Getting Used to Life in Tianjin
We’ve officially been living in China for 17 days. It simultaneously feels as if we’ve been here for months and that we’ve just arrived. For a while it felt like every hour of our time was accounted for. Class, work, homework, some form of paperwork, etc.
But now things have calmed a bit, and we’re settling into the flow of our daily lives. Monday through Thursday we have Chinese class in the mornings from eight until noon. On Thursday afternoons we have our weekly courses for our International Business degrees. For the first semester we’re focusing on Mandarin as to make daily life easier here in Tianjin.
Classes are fairly difficult. The first week the focus was primarily on pronunciation and the four tones of the Chinese language. In addition to some basic phrases, (Hello, goodmorning, my name is…, excuse me, I want to go to.. etc, etc.) So, far the most useful phrase I’ve learned is Wo hen e. I am very hungry.
We teach English on the weekends, which is honestly an immense joy. I definitely prefer the advanced students. They say the funniest things. I try to structure practice sentences around their interests. For the boys we ask a lot of questions about Minecraft. It’s so fun to help them understand the meanings and usage behind the English language.

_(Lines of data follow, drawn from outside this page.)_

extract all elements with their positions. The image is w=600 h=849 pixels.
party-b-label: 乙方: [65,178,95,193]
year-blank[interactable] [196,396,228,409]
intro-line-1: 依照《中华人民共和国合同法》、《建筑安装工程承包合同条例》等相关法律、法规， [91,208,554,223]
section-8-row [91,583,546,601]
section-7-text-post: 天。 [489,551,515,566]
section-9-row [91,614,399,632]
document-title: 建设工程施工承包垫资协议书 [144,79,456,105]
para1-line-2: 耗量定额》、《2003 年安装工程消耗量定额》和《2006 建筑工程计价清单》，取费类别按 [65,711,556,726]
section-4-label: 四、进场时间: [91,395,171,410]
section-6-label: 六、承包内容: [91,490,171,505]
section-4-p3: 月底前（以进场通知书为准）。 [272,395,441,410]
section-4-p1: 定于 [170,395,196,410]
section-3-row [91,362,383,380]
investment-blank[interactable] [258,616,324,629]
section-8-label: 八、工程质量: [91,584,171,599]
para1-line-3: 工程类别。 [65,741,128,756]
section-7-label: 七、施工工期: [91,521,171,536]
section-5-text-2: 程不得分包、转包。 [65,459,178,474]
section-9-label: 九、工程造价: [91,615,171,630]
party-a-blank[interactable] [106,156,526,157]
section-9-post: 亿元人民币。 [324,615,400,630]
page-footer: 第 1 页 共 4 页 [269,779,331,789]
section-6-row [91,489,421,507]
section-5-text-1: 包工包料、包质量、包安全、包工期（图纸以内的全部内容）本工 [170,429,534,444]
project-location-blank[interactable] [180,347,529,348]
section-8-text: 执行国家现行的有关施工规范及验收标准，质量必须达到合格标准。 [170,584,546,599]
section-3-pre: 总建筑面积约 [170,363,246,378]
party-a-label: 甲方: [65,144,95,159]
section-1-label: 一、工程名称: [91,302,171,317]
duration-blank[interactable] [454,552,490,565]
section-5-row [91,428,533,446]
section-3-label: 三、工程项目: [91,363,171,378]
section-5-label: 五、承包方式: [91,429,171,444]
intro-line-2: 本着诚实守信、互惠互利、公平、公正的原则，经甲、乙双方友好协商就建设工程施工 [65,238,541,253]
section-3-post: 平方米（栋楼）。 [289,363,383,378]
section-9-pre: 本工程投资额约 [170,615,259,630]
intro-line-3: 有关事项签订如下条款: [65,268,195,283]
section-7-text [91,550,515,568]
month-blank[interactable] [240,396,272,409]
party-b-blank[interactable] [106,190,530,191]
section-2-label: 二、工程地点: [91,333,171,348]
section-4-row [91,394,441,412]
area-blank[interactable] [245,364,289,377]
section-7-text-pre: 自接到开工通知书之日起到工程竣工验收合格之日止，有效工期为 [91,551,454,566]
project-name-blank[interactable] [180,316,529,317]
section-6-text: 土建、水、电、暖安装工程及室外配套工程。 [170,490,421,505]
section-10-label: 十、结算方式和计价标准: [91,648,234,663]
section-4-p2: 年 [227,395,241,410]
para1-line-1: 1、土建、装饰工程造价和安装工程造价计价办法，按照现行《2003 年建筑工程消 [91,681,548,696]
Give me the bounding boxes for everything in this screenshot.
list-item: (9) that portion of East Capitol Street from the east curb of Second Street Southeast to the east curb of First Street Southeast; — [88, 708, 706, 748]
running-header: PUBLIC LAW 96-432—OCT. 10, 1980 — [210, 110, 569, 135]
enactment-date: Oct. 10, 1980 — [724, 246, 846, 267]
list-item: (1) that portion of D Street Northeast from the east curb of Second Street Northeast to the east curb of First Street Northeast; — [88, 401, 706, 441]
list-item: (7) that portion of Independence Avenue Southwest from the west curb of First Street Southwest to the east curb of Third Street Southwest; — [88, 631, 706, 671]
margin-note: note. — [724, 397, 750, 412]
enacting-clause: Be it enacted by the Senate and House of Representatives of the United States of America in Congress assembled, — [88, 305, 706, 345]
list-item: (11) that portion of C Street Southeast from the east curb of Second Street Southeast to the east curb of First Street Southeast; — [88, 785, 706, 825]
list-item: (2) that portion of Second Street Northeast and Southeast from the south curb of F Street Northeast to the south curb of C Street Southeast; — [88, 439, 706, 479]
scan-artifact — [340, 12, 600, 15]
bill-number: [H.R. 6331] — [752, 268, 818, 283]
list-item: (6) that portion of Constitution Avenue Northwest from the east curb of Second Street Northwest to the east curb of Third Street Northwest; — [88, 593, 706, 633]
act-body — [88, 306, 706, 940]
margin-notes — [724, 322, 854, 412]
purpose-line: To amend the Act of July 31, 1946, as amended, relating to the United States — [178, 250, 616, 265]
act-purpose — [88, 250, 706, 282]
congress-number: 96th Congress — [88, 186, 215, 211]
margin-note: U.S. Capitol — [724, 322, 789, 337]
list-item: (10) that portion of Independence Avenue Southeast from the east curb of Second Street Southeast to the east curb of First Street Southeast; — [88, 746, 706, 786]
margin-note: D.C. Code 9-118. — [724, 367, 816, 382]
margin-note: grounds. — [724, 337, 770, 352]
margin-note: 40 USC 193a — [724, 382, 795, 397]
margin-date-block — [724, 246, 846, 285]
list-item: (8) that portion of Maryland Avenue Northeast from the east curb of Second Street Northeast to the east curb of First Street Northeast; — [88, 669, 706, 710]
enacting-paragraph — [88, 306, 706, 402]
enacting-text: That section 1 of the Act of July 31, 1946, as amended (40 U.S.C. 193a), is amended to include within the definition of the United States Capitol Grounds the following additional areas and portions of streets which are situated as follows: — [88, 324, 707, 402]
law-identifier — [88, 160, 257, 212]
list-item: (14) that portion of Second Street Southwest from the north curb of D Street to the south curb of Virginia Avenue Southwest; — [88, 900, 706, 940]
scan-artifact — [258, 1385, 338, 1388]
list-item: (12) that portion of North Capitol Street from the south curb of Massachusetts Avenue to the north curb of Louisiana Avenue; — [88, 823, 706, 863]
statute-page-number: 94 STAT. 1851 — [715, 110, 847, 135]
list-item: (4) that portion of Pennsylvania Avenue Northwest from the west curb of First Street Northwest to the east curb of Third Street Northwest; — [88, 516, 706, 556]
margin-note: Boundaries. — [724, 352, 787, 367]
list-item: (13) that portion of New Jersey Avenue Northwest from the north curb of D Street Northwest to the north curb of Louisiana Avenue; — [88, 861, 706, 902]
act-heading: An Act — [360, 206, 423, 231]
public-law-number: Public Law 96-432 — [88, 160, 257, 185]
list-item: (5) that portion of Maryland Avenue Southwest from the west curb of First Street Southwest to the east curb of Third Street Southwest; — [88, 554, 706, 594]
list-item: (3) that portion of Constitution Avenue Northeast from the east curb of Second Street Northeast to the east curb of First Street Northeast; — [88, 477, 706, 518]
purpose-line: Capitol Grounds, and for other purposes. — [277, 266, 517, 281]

In our free time (which honestly hasn’t been too often), we’ve enjoyed exploring the neighborhood around our school. Called the Five Roads starting with Ma Chang Dao (Where TFSU is located). There are plenty of western style coffee shops. I’m writing this in one now. The architecture is a beautiful hybrid of Western aesthetic (From the Italian occupation during WWII) and Chinese décor and sensibilities.)
We’ve also taken to riding our bikes around the city. Adam received a bike as a gift for his birthday only a few days after our arrival. I’ve been using one of the many bike share apps to get around. It costs only 11RMB a month. ($1.6USD). Riding in Tianjin is a little intimidating; especially on the main roads as cars get a lot closer than what we’re used to. But it’s definitely a great way to see the city and get a feel for each neighborhood.
Because our school is International we’re making friends from all over the world. We’ve connected with our classmates really well because we share the frustrations of learning such a difficult language together. Because Adam and I are staying for longer than most, (many are here just for a semester) it’ll be sad to see them go! But, we are developing a core group of people that are here for 2.5 years like us.
Overall we’re adjusting to life here pretty well. I’m happy to be settling into our new normal. Making new habits, finding our favorite restaurants and carving out time to spend together as a couple.